Thermal band selection for the PRISM instrument: 1. Analysis of emissivity‐temperature separation algorithms

One of the missions being planned by the European Space Agency (ESA) within the framework of its Earth Observation Programme is the Processes Research by Imaging Space Mission (PRISM). The PRISM instrument consists of a thermal sensor whose main objective is to retrieve accurate land surface temperatures (LST) and whose band positions are 3.5–4.1 μm, 8.1–9.5 μm, 10.3–11.3 μm, and 11.5–12.5 μm. We have studied the optimal design of this instrument to retrieve accurate LSTs. First, we have analyzed several emissivity‐temperature separation methods (part 1) and atmospheric and emissivity correction algorithms (part 2). Finally, we have identified the optimal band configuration (part 3). This paper is the first of a series of three and addresses the question of the emissivity‐temperature separability. Among all the existing algorithms, we have studied the “absolute methods,” which are able to estimate the absolute value of emissivity at satellite scale and can yield better results in the emissivity estimate. These methods are the algorithm based on the temperature‐independent thermal infrared spectral index (TISI), the alpha coefficients method, and the algorithms which use visible, near‐infrared, and shortwave infrared data to estimate the thermal emissivity (vegetation cover method (VCM)). The study consisted of an analysis of both random and systematic errors of each method.

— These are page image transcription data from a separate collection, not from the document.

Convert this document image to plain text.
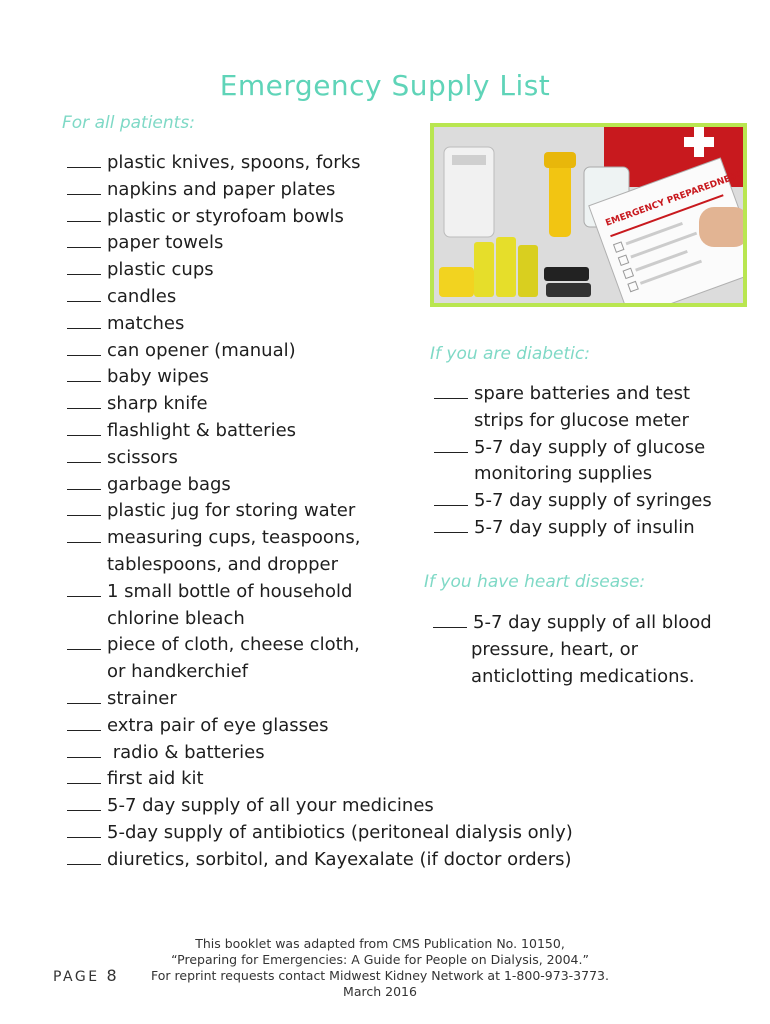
Emergency Supply List
For all patients:
plastic knives, spoons, forks
napkins and paper plates
plastic or styrofoam bowls
paper towels
plastic cups
candles
matches
can opener (manual)
baby wipes
sharp knife
flashlight & batteries
scissors
garbage bags
plastic jug for storing water
measuring cups, teaspoons,
tablespoons, and dropper
1 small bottle of household
chlorine bleach
piece of cloth, cheese cloth,
or handkerchief
strainer
extra pair of eye glasses
radio & batteries
first aid kit
5-7 day supply of all your medicines
5-day supply of antibiotics (peritoneal dialysis only)
diuretics, sorbitol, and Kayexalate (if doctor orders)
If you are diabetic:
spare batteries and test
strips for glucose meter
5-7 day supply of glucose
monitoring supplies
5-7 day supply of syringes
5-7 day supply of insulin
If you have heart disease:
5-7 day supply of all blood
pressure, heart, or
anticlotting medications.
PAGE 8
This booklet was adapted from CMS Publication No. 10150,
“Preparing for Emergencies: A Guide for People on Dialysis, 2004.”
For reprint requests contact Midwest Kidney Network at 1-800-973-3773.
March 2016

The results indicate that emissivity can be obtained with an error of ±1.7–5% using the alpha coefficients, ±1.7–3% using the TISIs, and ±0.5–1.4% using the VCM, depending on the spectral region. In all cases the error decreases with wavelength, and the lowest errors are achieved in the 10–12 μm spectral region, due to small variability of emissivity. It is necessary that the two first methods use radiosondes simultaneous with the satellite overpass to perform the atmospheric corrections on the thermal data; in addition, they show important sources of systematic errors, which will increase the uncertainty in the emissivity estimate (even in the best possible case). The VCM does not use radiosondes and does not present important sources of systematic error. It appears to be the procedure with the most favorable error propagation characteristics. Thus the VCM could be the most adequate method for retrieving the land surface emissivity (LSE), within the framework of this work.